Friday, October 05, 2007

The Trouble With Rudy: Part the Third

I don't know how I missed this when it came out, but in case you were thinking "Yeah, Rudy, kind of a nut on the foreign-policy side of things, but I bet his fiscal policies are pretty good" - well, not so much:

Republican presidential candidate Rudy Giuliani said Friday that the
alternative minimum tax — which is expected to generate as much as $1 trillion
over the next 10 years — could be eliminated over the long term by balancing it
out with even more tax cuts.

...

The alternative minimum tax, or AMT, was enacted in 1969 to ensure that
a handful of wealthy taxpayers could not exploit a series of loopholes to avoid
paying any income taxes. But the tax was never indexed for inflation. It
now applies to more than 4 million taxpayers and has been the target of tax
reformers who say it will soon unfairly target middle-class taxpayers, if it
hasn't already.

But eliminating the AMT would be extremely expensive, costing $100 billion
in 2010 alone. Giuliani told the 700-member audience of the Northern Virginia
Technology Council that he wants to cap the tax, and perhaps eventually
eliminate it altogether.

"Over time we can figure out how to eliminate it. ... If we were going to
eliminate it, though, we'd have to balance it with additional tax
cuts
," Giuliani said, leaving confused expressions on his audience.
"That might be by making the Bush tax cuts permanent."


Emphasis added.

This is an extreme version of what's become a seemingly universal belief among conservatives that cutting taxes usually, or always, results in greater tax revenues. Exactly how this became the pet economic theory of Republican Presidential candidates is the subject of a recently-published book, but the basic theory is something like this:

Tax revenues don't automatically increase as tax rates increase, because at some point the tax rates become so high that people either leave the country or find more ways to hide their income from the tax man. At some point, it becomes counterproductive to raise taxes, and in theory, at very high rates, a tax cut could actually increase tax revenues. That's not crazy. The principle behind the Laffer curve isn't completely nuts.

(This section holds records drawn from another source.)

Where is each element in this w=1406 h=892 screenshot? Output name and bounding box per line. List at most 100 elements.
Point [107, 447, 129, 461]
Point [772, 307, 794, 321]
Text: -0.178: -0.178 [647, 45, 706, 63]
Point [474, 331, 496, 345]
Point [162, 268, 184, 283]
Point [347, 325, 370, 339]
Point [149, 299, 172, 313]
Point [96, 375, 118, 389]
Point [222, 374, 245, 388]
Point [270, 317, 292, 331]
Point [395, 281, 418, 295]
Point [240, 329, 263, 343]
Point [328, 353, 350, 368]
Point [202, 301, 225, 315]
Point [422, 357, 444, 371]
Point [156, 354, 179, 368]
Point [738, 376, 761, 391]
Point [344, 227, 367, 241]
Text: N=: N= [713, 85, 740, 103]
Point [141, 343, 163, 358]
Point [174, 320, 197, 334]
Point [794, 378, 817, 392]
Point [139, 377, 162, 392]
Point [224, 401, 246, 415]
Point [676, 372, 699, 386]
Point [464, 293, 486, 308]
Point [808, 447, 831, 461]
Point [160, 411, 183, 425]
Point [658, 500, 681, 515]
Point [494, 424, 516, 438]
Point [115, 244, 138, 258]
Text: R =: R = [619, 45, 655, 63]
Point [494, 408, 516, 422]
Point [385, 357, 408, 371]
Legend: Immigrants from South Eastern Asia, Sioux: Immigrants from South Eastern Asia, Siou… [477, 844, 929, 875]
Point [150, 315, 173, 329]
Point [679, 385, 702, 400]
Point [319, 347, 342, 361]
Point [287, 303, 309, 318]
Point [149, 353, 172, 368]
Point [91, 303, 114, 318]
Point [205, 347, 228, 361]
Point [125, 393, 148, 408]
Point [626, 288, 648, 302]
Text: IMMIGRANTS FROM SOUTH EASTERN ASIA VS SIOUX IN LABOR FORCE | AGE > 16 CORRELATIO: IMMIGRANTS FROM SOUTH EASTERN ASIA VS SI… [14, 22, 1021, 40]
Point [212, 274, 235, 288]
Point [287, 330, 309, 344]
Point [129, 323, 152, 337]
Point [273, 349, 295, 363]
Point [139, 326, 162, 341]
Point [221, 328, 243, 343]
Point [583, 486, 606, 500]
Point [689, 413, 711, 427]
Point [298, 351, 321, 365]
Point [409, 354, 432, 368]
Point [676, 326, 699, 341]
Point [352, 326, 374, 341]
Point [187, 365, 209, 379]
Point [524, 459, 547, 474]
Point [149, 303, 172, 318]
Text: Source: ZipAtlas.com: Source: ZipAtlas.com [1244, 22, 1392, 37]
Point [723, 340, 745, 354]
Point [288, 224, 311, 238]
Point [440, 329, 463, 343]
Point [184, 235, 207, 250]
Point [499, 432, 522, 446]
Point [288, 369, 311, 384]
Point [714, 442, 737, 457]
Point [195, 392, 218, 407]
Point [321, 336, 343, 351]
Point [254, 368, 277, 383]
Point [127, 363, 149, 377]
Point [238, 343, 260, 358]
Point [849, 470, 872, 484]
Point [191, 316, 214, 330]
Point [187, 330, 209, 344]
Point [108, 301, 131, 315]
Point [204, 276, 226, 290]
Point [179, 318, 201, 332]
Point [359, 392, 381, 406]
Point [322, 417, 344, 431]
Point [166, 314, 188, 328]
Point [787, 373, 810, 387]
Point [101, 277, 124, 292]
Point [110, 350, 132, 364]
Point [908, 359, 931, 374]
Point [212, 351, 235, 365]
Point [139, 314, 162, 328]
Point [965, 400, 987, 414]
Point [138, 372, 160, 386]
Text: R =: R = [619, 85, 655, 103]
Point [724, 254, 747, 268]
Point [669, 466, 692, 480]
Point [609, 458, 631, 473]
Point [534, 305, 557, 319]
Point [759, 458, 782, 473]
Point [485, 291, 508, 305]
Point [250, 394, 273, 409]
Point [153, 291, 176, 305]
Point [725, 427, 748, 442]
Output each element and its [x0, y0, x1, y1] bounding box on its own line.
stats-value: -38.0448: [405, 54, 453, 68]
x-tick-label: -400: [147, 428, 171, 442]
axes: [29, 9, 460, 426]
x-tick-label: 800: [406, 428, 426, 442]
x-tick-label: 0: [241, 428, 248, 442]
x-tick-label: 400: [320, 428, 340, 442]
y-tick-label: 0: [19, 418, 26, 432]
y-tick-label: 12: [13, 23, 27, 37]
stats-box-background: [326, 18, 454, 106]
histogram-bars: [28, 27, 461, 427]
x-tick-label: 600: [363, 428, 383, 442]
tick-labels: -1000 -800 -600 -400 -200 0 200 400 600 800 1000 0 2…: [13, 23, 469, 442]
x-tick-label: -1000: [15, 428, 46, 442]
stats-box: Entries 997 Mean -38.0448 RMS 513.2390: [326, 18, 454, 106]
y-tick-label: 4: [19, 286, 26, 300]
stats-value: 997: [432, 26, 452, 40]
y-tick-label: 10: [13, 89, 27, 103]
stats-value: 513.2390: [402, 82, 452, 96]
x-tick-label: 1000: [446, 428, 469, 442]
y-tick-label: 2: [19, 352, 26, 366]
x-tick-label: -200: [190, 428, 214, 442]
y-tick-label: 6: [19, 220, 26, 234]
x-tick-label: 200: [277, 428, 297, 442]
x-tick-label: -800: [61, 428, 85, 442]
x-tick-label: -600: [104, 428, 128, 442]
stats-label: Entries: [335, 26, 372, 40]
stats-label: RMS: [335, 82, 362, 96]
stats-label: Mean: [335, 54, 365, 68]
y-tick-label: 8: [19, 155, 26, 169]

What is crazy is the way a surprising number of people use it. The biggest problem with the Laffer curve is that nobody really knows where that point is, and the second biggest problem is that they frequently assume that, no matter how much taxes are cut, we're still on the wrong side of it. Income tax rates for the highest income brackets have declined steadily from a high of (IIRC) 91% under that pinko Eisenhower. Today they're roughly 35%, less for lower tax brackets. For the U.S. to be on the wrong side of the Laffer curve (so much so that tax cuts would increase tax revenues significantly), we would have to think that the optimal tax rate is well south of that.

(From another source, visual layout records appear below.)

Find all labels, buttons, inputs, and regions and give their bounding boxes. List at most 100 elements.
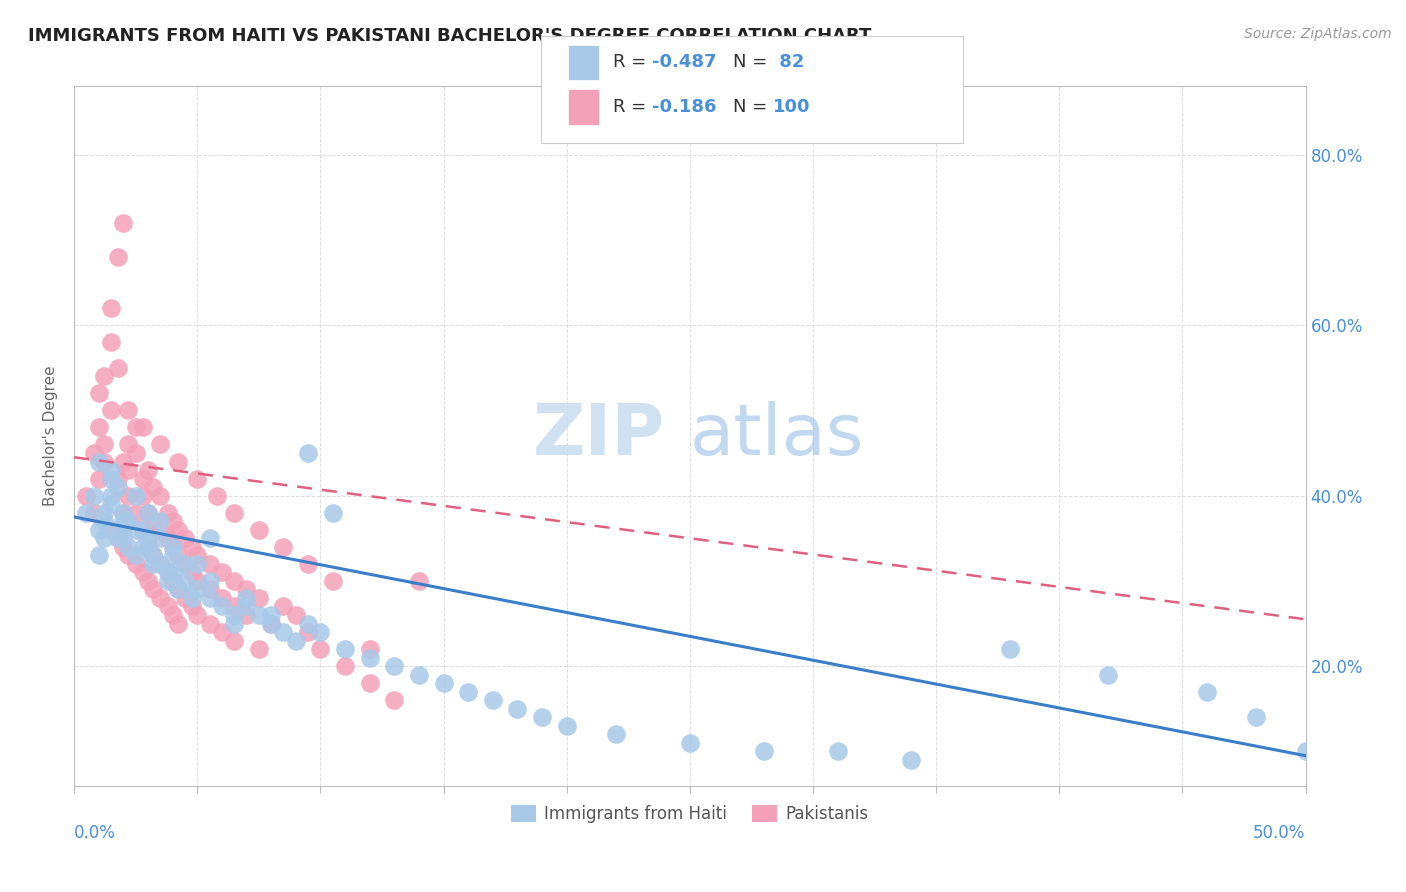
Point [162, 540, 184, 554]
Point [359, 650, 381, 665]
Point [142, 557, 165, 571]
Point [132, 523, 155, 537]
Text: 100: 100 [773, 98, 811, 116]
Point [198, 616, 221, 631]
Point [166, 523, 188, 537]
Point [166, 616, 188, 631]
Point [186, 574, 208, 588]
Point [93, 437, 115, 451]
Point [198, 591, 221, 605]
Point [107, 523, 129, 537]
Point [107, 360, 129, 375]
Point [186, 582, 208, 597]
Point [211, 599, 233, 614]
Point [124, 489, 146, 503]
Point [605, 727, 627, 741]
Point [322, 574, 344, 588]
Point [273, 599, 295, 614]
Point [112, 531, 135, 545]
Point [162, 514, 184, 528]
Point [93, 514, 115, 528]
Point [142, 549, 165, 563]
Text: -0.487: -0.487 [652, 54, 717, 71]
Text: atlas: atlas [690, 401, 865, 470]
Point [87, 523, 110, 537]
Point [83, 446, 105, 460]
Point [555, 719, 578, 733]
Point [359, 642, 381, 657]
Point [156, 566, 179, 580]
Point [136, 531, 159, 545]
Point [224, 633, 246, 648]
Point [124, 420, 146, 434]
Point [162, 566, 184, 580]
Point [382, 693, 405, 707]
Point [87, 549, 110, 563]
Point [224, 574, 246, 588]
Point [382, 659, 405, 673]
Point [1295, 744, 1317, 758]
Point [174, 557, 197, 571]
Point [107, 531, 129, 545]
Point [112, 523, 135, 537]
Point [247, 607, 270, 622]
Point [117, 540, 139, 554]
Point [235, 599, 257, 614]
Point [117, 489, 139, 503]
Text: 82: 82 [773, 54, 804, 71]
Point [235, 582, 257, 597]
Point [224, 616, 246, 631]
Point [132, 472, 155, 486]
Point [93, 506, 115, 520]
Point [112, 216, 135, 230]
Point [506, 702, 529, 716]
Point [333, 659, 356, 673]
Point [156, 599, 179, 614]
Point [132, 566, 155, 580]
Point [107, 472, 129, 486]
Point [260, 616, 283, 631]
Point [827, 744, 849, 758]
Point [224, 599, 246, 614]
Point [309, 625, 332, 640]
Point [87, 420, 110, 434]
Point [1097, 667, 1119, 681]
Point [136, 506, 159, 520]
Point [174, 557, 197, 571]
Point [162, 607, 184, 622]
Point [224, 607, 246, 622]
Point [83, 489, 105, 503]
Point [359, 676, 381, 690]
Point [124, 446, 146, 460]
Point [297, 557, 319, 571]
Point [112, 514, 135, 528]
Point [247, 523, 270, 537]
Point [83, 506, 105, 520]
Point [112, 506, 135, 520]
Point [273, 625, 295, 640]
Point [124, 557, 146, 571]
Point [156, 506, 179, 520]
Point [408, 574, 430, 588]
Text: R =: R = [613, 98, 652, 116]
Point [211, 591, 233, 605]
Point [162, 574, 184, 588]
Point [100, 497, 122, 511]
Point [297, 446, 319, 460]
Point [100, 403, 122, 417]
Point [224, 506, 246, 520]
Point [186, 607, 208, 622]
Point [87, 472, 110, 486]
Point [156, 531, 179, 545]
Text: ZIP: ZIP [533, 401, 665, 470]
Text: 50.0%: 50.0% [1253, 824, 1306, 842]
Point [136, 574, 159, 588]
Point [124, 523, 146, 537]
Text: N =: N = [733, 98, 772, 116]
Point [124, 549, 146, 563]
Point [107, 531, 129, 545]
Point [87, 454, 110, 468]
Point [162, 540, 184, 554]
Point [93, 531, 115, 545]
Point [93, 369, 115, 384]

Giuliani's big idea - which he later confirmed was not a misstatement - is that (1) we should cut taxes on the wealthiest Americans and (2) if that reduces government revenue, we can pay for that by cutting other taxes even more. It does not seem to occur to him that if the government loses revenue by (1), it is past the point on the Laffer curve where (2) even kind-of makes sense. Not to mention that, if we're on the side of the curve where raising taxes raises tax revenue, doing either one is objectively nuts without also significantly cutting government spending. Since his foreign-policy positions envision a robust use of the U.S. military, explicitly contemplating a war with Iran, we are left to conclude that he will be cutting domestic spending sharply even as most of the country favors some form of universal health care.

1 comment:

Anonymous said...

An AMT fix only has to be "paid for" if you think the government is entitled to the windfall resulting from its long-ago mistake in failing to index it. Obviously, I'd disagree with that. I'm also for making the tax cuts permanent, but I would agree that has absolutely nothing to do with the AMT.